Por: J.A. Zambrana
(Derechos Reservados)
Llego al lugar de encuentro, casi una hora antes de lo acordado. Nada que ver con formalidad, siempre llegó tarde a todas partes. Hoy son los nervios, que presionan inclementes y me arrastran hacia esta puntualidad involuntaria y desproporcionada. Decidí venir caminando, son sólo tres millas desde casa. El ejercicio me pareció más terapéutico que la gasolina. De camino, me detuve en un lugar de la avenida Domenech, que se especializa en crepas; muy acogedor. No tenía apetito. Me tomé dos cafés; dos tazas de catorce onzas, con ración de café triple la primera y doble la segunda. Excelente combustible para repuntar la intranquilidad. Salí de ahí, y con la motivación del miedo y la cafeína, crucé la urbanización Roosevelt. Rememoré momentos de mi niñez: el cine (que ahora está a todo lujo); el parque de pelota, en el que me bañaba con tierra; la casa de la abuela, que está vacía hace tiempo. Me vi con cinco años, corriendo bicicleta en la placita del barrio, mientras mi padre se llenaba de gracia con los espíritus destilados, que servían en la cafetería del viejo Zayas.
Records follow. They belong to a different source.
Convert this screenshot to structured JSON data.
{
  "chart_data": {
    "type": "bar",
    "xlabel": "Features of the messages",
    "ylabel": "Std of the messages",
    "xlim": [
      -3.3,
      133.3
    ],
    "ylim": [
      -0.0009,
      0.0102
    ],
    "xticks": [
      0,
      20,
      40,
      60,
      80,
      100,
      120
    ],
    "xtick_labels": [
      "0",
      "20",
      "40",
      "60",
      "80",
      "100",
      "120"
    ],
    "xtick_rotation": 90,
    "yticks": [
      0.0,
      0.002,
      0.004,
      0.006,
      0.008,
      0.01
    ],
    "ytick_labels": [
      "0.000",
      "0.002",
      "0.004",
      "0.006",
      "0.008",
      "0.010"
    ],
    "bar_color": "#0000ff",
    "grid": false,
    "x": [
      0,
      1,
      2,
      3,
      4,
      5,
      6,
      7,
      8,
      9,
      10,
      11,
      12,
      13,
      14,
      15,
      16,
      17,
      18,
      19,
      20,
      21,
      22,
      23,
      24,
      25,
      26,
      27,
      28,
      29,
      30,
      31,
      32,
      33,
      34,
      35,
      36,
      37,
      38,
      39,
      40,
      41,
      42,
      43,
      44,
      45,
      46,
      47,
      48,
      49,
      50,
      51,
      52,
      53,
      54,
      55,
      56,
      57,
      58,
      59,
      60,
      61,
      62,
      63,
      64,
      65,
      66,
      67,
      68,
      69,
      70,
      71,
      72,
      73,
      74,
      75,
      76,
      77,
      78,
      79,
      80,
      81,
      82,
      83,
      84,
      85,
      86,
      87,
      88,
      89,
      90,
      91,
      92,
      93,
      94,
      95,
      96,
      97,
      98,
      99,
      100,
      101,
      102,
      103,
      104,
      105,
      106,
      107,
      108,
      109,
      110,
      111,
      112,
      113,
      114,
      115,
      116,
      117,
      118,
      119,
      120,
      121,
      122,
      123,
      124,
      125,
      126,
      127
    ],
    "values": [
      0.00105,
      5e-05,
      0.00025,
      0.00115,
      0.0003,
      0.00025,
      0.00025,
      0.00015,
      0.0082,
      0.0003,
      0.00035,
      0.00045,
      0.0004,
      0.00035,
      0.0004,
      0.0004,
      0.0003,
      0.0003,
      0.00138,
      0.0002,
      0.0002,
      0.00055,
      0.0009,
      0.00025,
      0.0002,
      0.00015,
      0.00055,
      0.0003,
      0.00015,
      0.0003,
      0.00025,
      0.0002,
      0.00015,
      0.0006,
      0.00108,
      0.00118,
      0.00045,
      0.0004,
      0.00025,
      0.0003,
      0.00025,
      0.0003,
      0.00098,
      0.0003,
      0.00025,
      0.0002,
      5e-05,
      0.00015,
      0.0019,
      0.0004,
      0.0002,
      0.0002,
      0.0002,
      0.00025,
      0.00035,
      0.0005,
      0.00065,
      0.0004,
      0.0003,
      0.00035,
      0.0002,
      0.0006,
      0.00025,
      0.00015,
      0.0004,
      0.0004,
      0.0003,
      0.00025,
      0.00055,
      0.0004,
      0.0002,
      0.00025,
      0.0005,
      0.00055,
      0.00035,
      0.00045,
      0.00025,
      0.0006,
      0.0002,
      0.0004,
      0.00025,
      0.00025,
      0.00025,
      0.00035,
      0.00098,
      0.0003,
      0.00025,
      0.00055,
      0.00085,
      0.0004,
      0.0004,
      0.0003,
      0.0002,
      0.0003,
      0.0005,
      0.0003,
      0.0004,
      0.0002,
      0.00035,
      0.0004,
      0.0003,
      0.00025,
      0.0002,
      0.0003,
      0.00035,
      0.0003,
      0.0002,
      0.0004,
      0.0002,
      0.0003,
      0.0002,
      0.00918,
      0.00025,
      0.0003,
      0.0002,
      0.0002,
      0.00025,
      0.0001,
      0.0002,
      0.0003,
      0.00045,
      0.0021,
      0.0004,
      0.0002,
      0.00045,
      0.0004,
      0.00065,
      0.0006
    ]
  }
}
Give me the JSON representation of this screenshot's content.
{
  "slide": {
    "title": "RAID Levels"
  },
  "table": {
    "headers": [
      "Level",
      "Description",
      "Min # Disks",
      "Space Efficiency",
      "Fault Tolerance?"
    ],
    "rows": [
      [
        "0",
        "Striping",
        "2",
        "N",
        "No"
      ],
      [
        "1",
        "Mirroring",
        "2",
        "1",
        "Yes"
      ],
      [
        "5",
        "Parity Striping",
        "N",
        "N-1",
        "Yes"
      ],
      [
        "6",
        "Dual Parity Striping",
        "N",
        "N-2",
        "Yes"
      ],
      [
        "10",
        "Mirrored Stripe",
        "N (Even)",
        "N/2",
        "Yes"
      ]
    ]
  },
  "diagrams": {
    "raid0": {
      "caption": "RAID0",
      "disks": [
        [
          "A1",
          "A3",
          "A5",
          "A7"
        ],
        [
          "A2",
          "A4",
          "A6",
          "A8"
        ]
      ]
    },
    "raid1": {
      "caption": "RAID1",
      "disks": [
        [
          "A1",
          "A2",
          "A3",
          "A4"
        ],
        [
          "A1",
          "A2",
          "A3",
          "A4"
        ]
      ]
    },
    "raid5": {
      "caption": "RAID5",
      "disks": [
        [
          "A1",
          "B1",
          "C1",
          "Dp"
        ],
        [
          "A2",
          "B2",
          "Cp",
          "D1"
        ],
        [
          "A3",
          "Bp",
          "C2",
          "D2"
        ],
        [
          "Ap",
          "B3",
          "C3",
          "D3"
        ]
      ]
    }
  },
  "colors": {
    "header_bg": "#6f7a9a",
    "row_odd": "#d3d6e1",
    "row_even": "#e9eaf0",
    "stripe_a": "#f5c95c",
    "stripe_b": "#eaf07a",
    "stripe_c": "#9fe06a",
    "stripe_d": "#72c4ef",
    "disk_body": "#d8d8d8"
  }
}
El punto de encuentro, es la calle que cruza entre el Conservatorio de Música y el restaurante El Zipperle, en Hato Rey. Felipe no ha llegado. Marco su número. Dice que llegará en menos de cinco, que lo espere para ir un rato a la barra del restaurante: “Tenemos tiempo”. Lo espero. Entramos. El ambiente, a pesar de ser oscuro y tranquilo, no me sirvió de mucha utilidad en materia de relajación. Este lugar fue toda una leyenda de la gastronomía de San Juan. Por casi tres décadas, el punto de encuentro de ejecutivos, “yuppies”, políticos; de todos los que estaban “in” y podían darse el lujo de pagar la cuenta. ¿Cuántas bodas de la “creme della creme”, se celebraron en El Zipperle? Hoy parece el comedor de un pueblo fantasma; solamente meseros cansados y una vetusta pareja de comensales, que parecen ser clientes desde antes de la inauguración. En la barra, hay un televisor que transmite un programa de noticias, que antecede al de chismes (el de los monigotes que sustituyeron a la muñeca). Pedimos dos cervezas del país, y comentamos la decadencia del restaurante. A la tercera ronda, suena mi teléfono (en realidad vibra). Es Emilio, dice que está cerca. Mis nervios reaparecen de la manera más cruel: en forma de trinquete estomacal con señales de desborde no autorizado.
–Estoy en el Zipperle –le digo–. Me siento camino al matadero, y trato de embriagar la ansiedad.
–Pero que bobo (lo cierto es que me dijo pendejo), si es sólo una entrevista. Además, vas a estar entre amigos. Apresúrate que ya llegué.
Pagamos la cuenta; no miento cuando digo que no recuerdo quién pagó. Todo lo demás fue rápido. Subo al Jeep de Felipe, seguimos a Emilio por algunas calles del área. Llegamos en tres minutos. Me bajo y camino con pies de plomo, en serio que estoy asustado. Alguien nos abre la puerta, no lo veo porque está oscuro; sólo identifico siluetas contra la penumbra. Entramos a la emisora. Subimos una escalera. Sin preocupación en la voz, Emilio nos advierte del borde de una pared: “Cuidado con sus cabezas”. Pasamos al estudio. Nos acomodamos en las sillas. Hablamos un poco, se burlan de mis nervios. De repente, Sixto, el chico que abrió la puerta y controla la consola, nos dice que queda un minuto. Siento mareos, la boca seca, la garganta parece hecha de lija; comienzo a toser. Veinte segundos. Miro a Felipe, luego a Emilio. Respiro tan hondo, que casi dejo en vacío la atmósfera de aquel pequeño cuarto con paredes mullidas (como en los manicomios). Diez, es lo último que escucho antes que se dispare la música, y Sixto diga con entusiasmo: “¡Comenzamos!”.